Kadeş Savaşı ve Barış Antlaşması
M.Ö. 1274 tarihinde II. Ramses ile Muvattalli arasında Kadeş önünde büyük bir meydan savaşı yapılmış ve Kadeş Barış Antlaşması ile sonuçlanmıştır. Bu antlaşmaya bağlı olarak II. Ramses savaştan önce aldığı yerleri boşaltmış, Kadeş Şehri Hititlere kalmıştır.

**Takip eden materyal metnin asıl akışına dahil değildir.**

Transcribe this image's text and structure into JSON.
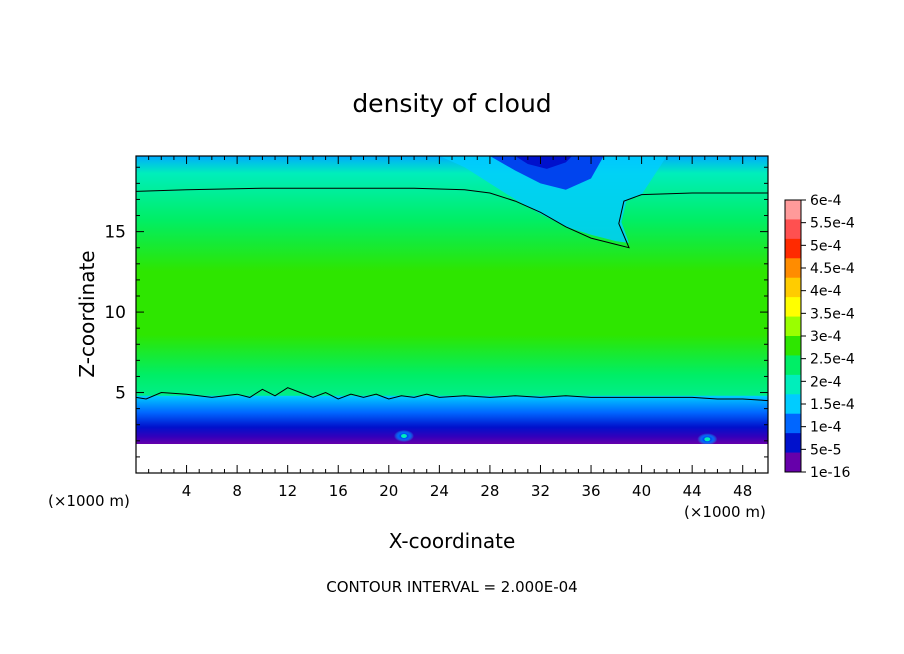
{
  "chart_data": {
    "type": "heatmap",
    "title": "density of cloud",
    "xlabel": "X-coordinate",
    "ylabel": "Z-coordinate",
    "x_unit_left": "(×1000 m)",
    "x_unit_right": "(×1000 m)",
    "footer": "CONTOUR INTERVAL = 2.000E-04",
    "xlim": [
      0,
      50
    ],
    "ylim": [
      0,
      19.7
    ],
    "x_ticks": [
      4,
      8,
      12,
      16,
      20,
      24,
      28,
      32,
      36,
      40,
      44,
      48
    ],
    "y_ticks": [
      5,
      10,
      15
    ],
    "colorbar": {
      "labels": [
        "6e-4",
        "5.5e-4",
        "5e-4",
        "4.5e-4",
        "4e-4",
        "3.5e-4",
        "3e-4",
        "2.5e-4",
        "2e-4",
        "1.5e-4",
        "1e-4",
        "5e-5",
        "1e-16"
      ],
      "colors": [
        "#ff9a9a",
        "#ff5050",
        "#ff2a00",
        "#ff8c00",
        "#ffcc00",
        "#ffff00",
        "#9aff00",
        "#2ee600",
        "#00ee66",
        "#00eebb",
        "#00ccff",
        "#0066ff",
        "#0011cc",
        "#6600aa"
      ]
    },
    "contour_level": 0.0002,
    "contour_lines": [
      {
        "x": [
          0,
          4,
          10,
          16,
          22,
          26,
          28,
          30,
          32,
          34,
          36,
          38,
          39,
          38.2,
          38.6,
          40,
          44,
          50
        ],
        "z": [
          17.5,
          17.6,
          17.7,
          17.7,
          17.7,
          17.6,
          17.4,
          16.9,
          16.2,
          15.3,
          14.6,
          14.2,
          14.0,
          15.5,
          16.9,
          17.3,
          17.4,
          17.4
        ]
      },
      {
        "x": [
          0,
          0.8,
          2,
          4,
          6,
          8,
          9,
          10,
          11,
          12,
          13,
          14,
          15,
          16,
          17,
          18,
          19,
          20,
          21,
          22,
          23,
          24,
          26,
          28,
          30,
          32,
          34,
          36,
          38,
          40,
          42,
          44,
          46,
          48,
          50
        ],
        "z": [
          4.7,
          4.6,
          5.0,
          4.9,
          4.7,
          4.9,
          4.7,
          5.2,
          4.8,
          5.3,
          5.0,
          4.7,
          5.0,
          4.6,
          4.9,
          4.7,
          4.9,
          4.6,
          4.8,
          4.7,
          4.9,
          4.7,
          4.8,
          4.7,
          4.8,
          4.7,
          4.8,
          4.7,
          4.7,
          4.7,
          4.7,
          4.7,
          4.6,
          4.6,
          4.5
        ]
      }
    ]
  }
}
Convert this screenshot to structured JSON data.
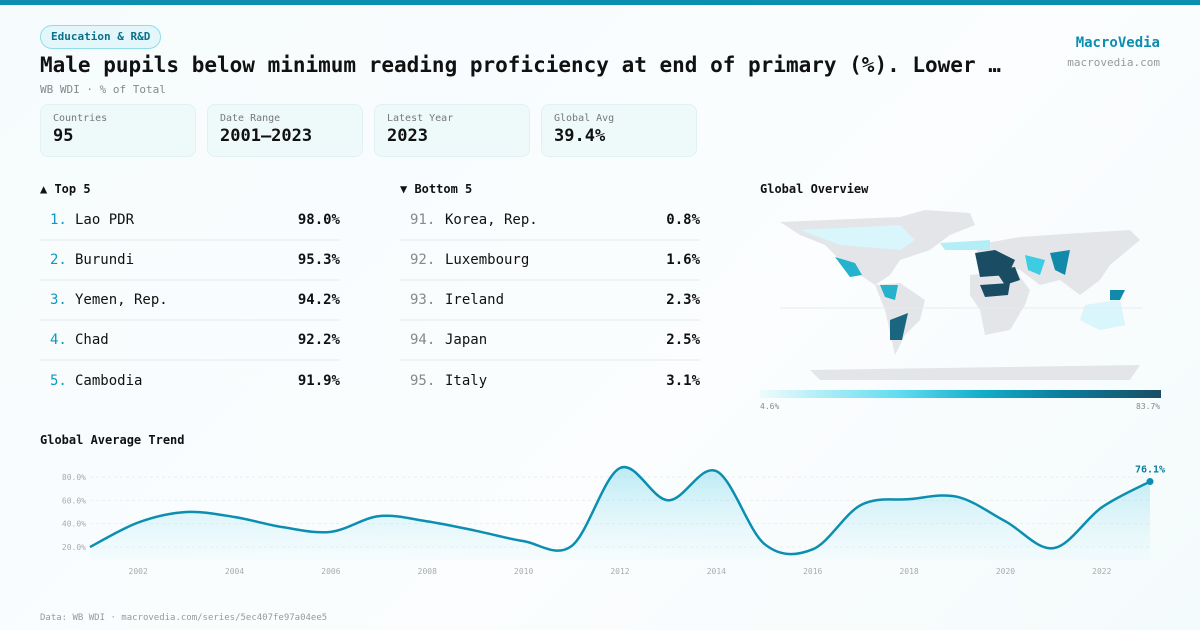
{
  "header": {
    "category": "Education & R&D",
    "title": "Male pupils below minimum reading proficiency at end of primary (%). Lower secondary education",
    "subtitle": "WB WDI · % of Total",
    "brand": "MacroVedia",
    "domain": "macrovedia.com"
  },
  "stats": [
    {
      "label": "Countries",
      "value": "95"
    },
    {
      "label": "Date Range",
      "value": "2001–2023"
    },
    {
      "label": "Latest Year",
      "value": "2023"
    },
    {
      "label": "Global Avg",
      "value": "39.4%"
    }
  ],
  "top": {
    "title": "▲ Top 5",
    "items": [
      {
        "rank": "1.",
        "name": "Lao PDR",
        "value": "98.0%"
      },
      {
        "rank": "2.",
        "name": "Burundi",
        "value": "95.3%"
      },
      {
        "rank": "3.",
        "name": "Yemen, Rep.",
        "value": "94.2%"
      },
      {
        "rank": "4.",
        "name": "Chad",
        "value": "92.2%"
      },
      {
        "rank": "5.",
        "name": "Cambodia",
        "value": "91.9%"
      }
    ]
  },
  "bottom": {
    "title": "▼ Bottom 5",
    "items": [
      {
        "rank": "91.",
        "name": "Korea, Rep.",
        "value": "0.8%"
      },
      {
        "rank": "92.",
        "name": "Luxembourg",
        "value": "1.6%"
      },
      {
        "rank": "93.",
        "name": "Ireland",
        "value": "2.3%"
      },
      {
        "rank": "94.",
        "name": "Japan",
        "value": "2.5%"
      },
      {
        "rank": "95.",
        "name": "Italy",
        "value": "3.1%"
      }
    ]
  },
  "map": {
    "title": "Global Overview",
    "min_label": "4.6%",
    "max_label": "83.7%",
    "colors": {
      "low": "#effbfd",
      "high": "#1a4d63",
      "no_data": "#e3e5e8"
    }
  },
  "trend": {
    "title": "Global Average Trend",
    "last_label": "76.1%",
    "color": "#0b8eb0"
  },
  "chart_data": {
    "type": "area",
    "x": [
      2001,
      2002,
      2003,
      2004,
      2005,
      2006,
      2007,
      2008,
      2009,
      2010,
      2011,
      2012,
      2013,
      2014,
      2015,
      2016,
      2017,
      2018,
      2019,
      2020,
      2021,
      2022,
      2023
    ],
    "values": [
      20.0,
      41,
      50,
      45.7,
      37,
      33,
      46.5,
      42,
      34,
      25,
      21,
      87.7,
      60,
      85,
      22.5,
      18,
      56,
      61,
      63,
      42,
      19,
      54,
      76.1
    ],
    "yticks": [
      "20.0%",
      "40.0%",
      "60.0%",
      "80.0%"
    ],
    "xticks": [
      "2002",
      "2004",
      "2006",
      "2008",
      "2010",
      "2012",
      "2014",
      "2016",
      "2018",
      "2020",
      "2022"
    ],
    "grid": true
  },
  "footer": "Data: WB WDI · macrovedia.com/series/5ec407fe97a04ee5"
}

Kadeş Barış Antlaşması sırasında orduda çıkan bir isyanda, Muvattalli öldürülmüştür. Antlaşma, onun yerine geçen III. Hattuşili tarafından imzalanmıştır. (M.Ö.1269) Bu antlaşma dünya tarihinde eşitlik ilkesine dayanan en eski antlaşmadır. Antlaşma çivi yazısıyla gümüş plakalar üzerine Akadca olarak yazılmıştır. Ayrıca Kralın mührünün yanında Kraliçenin mührü de vardır.
Bu antlaşmanın gümüş levhalara kazınmış olan asıl metinleri kayıptır. Mısır’da tapınakların duvarlarına kazınan antlaşmanın bir nüshası da, Boğazköy (Boğazkale) kazılarında kil tablet olarak bulunmuş olup Istanbul Arkeoloji Müzesinde sergilenmektedir.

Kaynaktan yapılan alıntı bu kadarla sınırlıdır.